How to design a multi-tenant application
The example application below is a single HR-application that can be used by different companies (clients) at the same time. You don’t want employees of one company to be able to see or process the data of other companies. The system administrator must be able to see and manage all data in the system.
The system administrator is not an employee of a client company. A simple way to identify a system administrator is to use a flag in the data item User.
Create the flag System admin in the data item User.
In all flows that process employees, you must create filters that make sure a user can only process employees of his/her own company, unless the user is the system administrator.
The system administrator will see this:
A manager from ACER will see this:
The HP manager will see this:
Go to Design.
Open the user flow (in this example: Employees).
Open the overview page.
Proceed to the screen where you can define a filter.
Select Apply a filter.
Create this filter: the company of the current user = the company of the employee OR the current user is system administrator.

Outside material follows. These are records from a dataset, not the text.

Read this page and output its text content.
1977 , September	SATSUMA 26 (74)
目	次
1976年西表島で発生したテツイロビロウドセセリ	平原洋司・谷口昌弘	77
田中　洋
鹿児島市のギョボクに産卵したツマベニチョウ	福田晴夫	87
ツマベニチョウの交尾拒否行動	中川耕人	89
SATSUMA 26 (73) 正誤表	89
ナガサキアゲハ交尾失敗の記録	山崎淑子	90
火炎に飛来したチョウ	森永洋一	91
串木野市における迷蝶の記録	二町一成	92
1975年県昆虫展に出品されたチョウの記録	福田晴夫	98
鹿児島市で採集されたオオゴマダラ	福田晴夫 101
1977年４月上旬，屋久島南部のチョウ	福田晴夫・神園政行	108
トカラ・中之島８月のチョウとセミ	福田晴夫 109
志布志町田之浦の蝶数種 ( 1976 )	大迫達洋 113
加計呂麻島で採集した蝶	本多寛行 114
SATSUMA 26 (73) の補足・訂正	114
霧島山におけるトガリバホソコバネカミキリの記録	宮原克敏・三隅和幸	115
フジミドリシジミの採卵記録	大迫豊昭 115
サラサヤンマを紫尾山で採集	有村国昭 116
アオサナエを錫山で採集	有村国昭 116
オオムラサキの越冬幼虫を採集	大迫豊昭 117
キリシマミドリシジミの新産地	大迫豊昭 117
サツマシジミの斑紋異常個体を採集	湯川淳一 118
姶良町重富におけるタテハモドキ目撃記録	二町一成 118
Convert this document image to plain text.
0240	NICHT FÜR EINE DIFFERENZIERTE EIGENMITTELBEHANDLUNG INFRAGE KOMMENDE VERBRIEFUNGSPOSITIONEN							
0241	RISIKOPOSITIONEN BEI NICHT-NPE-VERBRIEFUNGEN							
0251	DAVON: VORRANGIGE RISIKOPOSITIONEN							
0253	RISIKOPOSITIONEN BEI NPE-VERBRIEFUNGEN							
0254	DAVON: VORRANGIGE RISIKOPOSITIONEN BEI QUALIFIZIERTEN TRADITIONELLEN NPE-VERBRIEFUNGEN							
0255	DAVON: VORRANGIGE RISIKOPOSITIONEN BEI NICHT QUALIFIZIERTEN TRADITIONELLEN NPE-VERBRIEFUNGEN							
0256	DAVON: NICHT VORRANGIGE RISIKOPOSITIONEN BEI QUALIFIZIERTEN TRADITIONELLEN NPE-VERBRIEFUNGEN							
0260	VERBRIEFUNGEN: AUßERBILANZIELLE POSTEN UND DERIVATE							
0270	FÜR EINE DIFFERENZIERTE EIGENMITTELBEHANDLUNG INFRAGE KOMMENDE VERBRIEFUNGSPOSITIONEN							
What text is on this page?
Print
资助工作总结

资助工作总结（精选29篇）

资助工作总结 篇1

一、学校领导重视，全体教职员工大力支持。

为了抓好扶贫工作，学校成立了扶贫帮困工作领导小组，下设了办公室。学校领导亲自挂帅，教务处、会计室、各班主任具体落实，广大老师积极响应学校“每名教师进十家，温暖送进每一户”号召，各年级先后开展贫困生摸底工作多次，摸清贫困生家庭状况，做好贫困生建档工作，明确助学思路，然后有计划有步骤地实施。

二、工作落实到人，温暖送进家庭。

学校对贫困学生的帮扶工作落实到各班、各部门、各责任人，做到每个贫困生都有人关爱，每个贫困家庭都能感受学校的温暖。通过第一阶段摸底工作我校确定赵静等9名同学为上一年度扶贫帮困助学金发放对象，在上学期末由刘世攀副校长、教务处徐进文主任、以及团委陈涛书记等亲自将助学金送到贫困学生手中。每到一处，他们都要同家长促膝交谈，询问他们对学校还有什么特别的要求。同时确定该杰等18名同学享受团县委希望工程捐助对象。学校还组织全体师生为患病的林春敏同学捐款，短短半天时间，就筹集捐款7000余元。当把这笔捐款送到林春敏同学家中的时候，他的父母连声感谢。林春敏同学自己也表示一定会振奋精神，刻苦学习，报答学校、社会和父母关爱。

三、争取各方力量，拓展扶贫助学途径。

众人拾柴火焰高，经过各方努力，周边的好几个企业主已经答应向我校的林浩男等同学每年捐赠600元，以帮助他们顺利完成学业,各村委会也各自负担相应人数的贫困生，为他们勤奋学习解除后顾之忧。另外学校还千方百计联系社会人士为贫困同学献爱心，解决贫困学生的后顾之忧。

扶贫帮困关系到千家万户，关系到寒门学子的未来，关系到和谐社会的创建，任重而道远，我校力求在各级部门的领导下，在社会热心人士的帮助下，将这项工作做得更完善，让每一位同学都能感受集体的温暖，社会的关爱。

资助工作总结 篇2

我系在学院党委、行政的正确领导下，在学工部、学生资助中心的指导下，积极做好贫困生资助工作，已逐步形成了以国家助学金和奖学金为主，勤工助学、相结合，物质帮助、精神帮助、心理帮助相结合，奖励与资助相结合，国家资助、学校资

This means that a user will only see his colleagues. Except when the user is system admin, then there is no filter and he/she will see all employees.
Flow parts filter
Be aware that flow parts must know for which company they have to ‘work’.
Create an input containing the company.
The user flow where the flow part is included, provides the company: it is the company of the user.
Make sure that the system administrator cannot start such a flow part (e.g., a raise should only be applied to the employees of a single company and not to all employees in the system). The easy way to do that: set a filter on the button that calls the flow part.
Now the button only appears if the user is not a system administrator.
Create the input Company. It gets the input from the user flow.
Create a lookup for all employees of this company.
Perform the necessary actions, for instance, by creating a repeat action.